Joe Lombardo is once again prioritizing special interests over the health and wellbeing of Nevadans. New reporting shows that Lombardo has some questionable allies in thinking that the state public option – which would give hundreds of thousands of Nevadans more options for affordable health care – is “bullshit.” In fact, he shares this opinion with the biggest insurance and pharmaceutical companies in the country, who are working to protect their profits by funding a dark money group opposing this policy to lower health care costs for Nevadans.
This doesn’t come as a surprise considering Lombardo has already vetoed vital legislation that would have lowered prescription costs for Nevada families – in fact, PhRMA, one of the founders of the Lombardo-allied dark money group, is suing to block national efforts to lower drug costs. This is all yet another painful reminder that Lombardo will always put special interests first.
Read more below:
November 7, 2023
- In an ongoing battle to implement a public health care option in Nevada, an organization allied with the insurance and health care industries released a report Monday arguing the public option would exacerbate the state’s provider shortage and reduce access to care.
- An arm of Partnership for America’s Health Care Future (PAHCF), a group that advocates on behalf of some of the nation’s largest hospitals, pharmaceutical companies and insurers, commissioned the study.
- PAHCF opposed the public option legislation when it was enacted in 2021, and have advocated against the public option and health industry reforms in other states and nationally.

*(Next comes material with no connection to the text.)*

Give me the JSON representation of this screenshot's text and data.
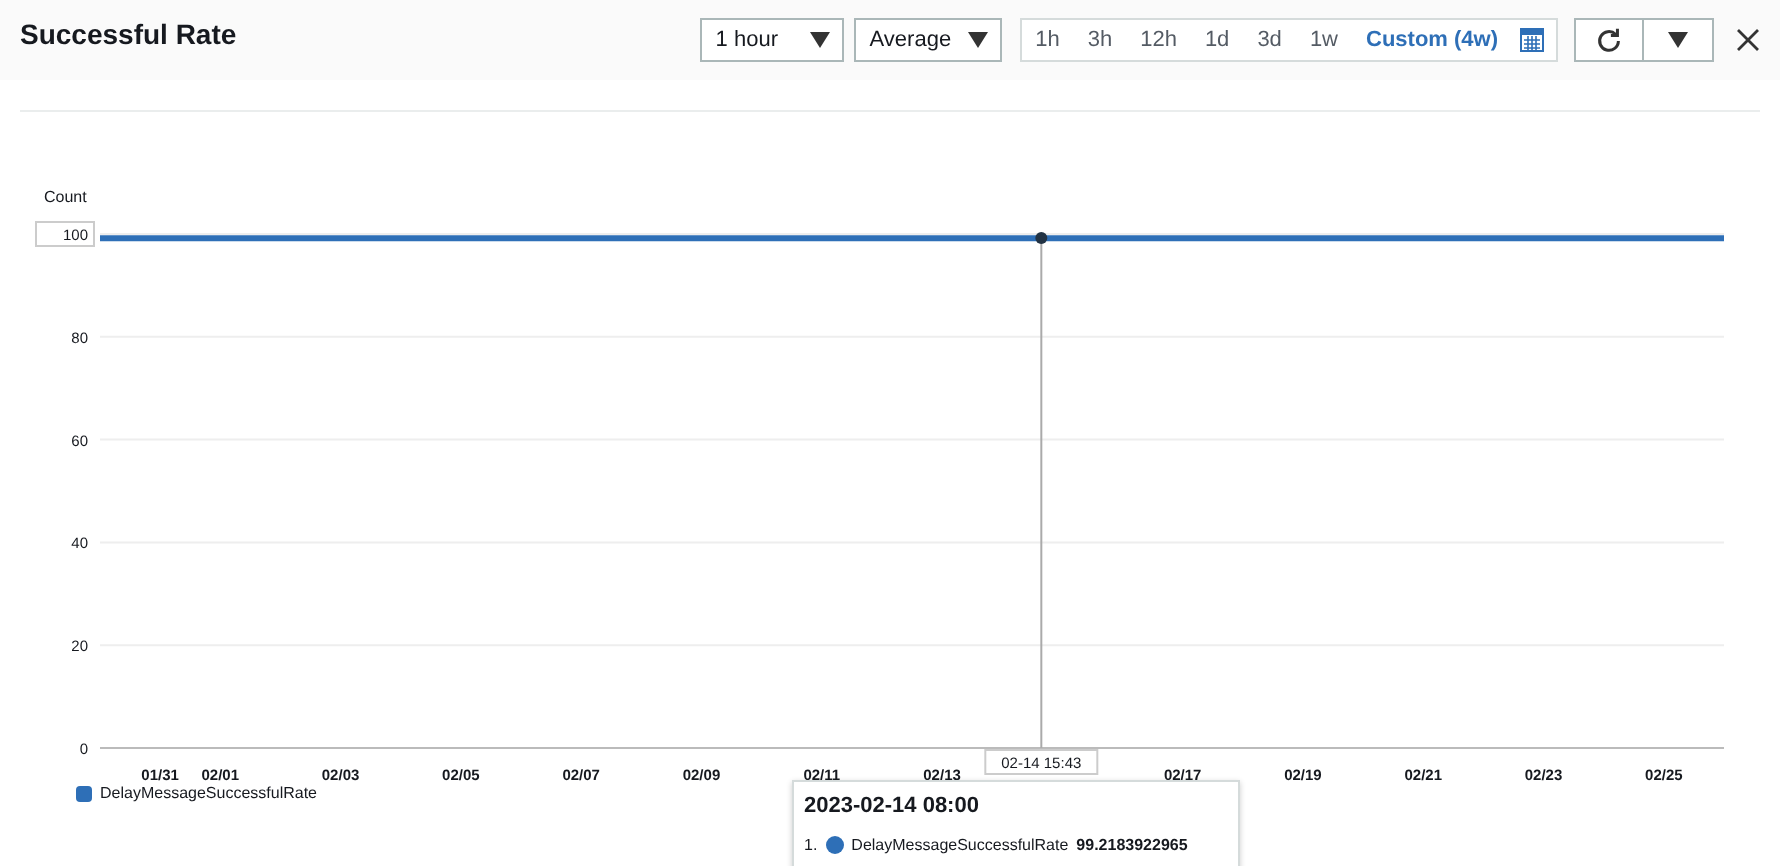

- Republican Gov. Joe Lombardo, who called the public option “bullshit” on the campaign trail, has rallied against its implementation, and called for its repeal during his State of the State Address.
- The report’s assessment contrasts with a report prepared for the state Department of Health and Human Services in December 2022. That actuarial report found that the public option would have a “small negative impact on provider revenue” because the individuals who would benefit from the public option make up only about 3% to 4% of the state’s population and a small proportion of providers’ revenue.
- “Doctors and patients worked hard to help make the Nevada Public Option a reality, and now we’re calling on the health plans to stop obstructing access to affordable healthcare,” Dr. Harpreet Tsui, an internist in Las Vegas and Nevada Lead for the Committee to Protect Health Care, said in a statement. “But with health care premiums continuing to climb, it’s now more important than ever that Nevadans have access to affordable, quality coverage that doesn’t break the bank,” Tsui said.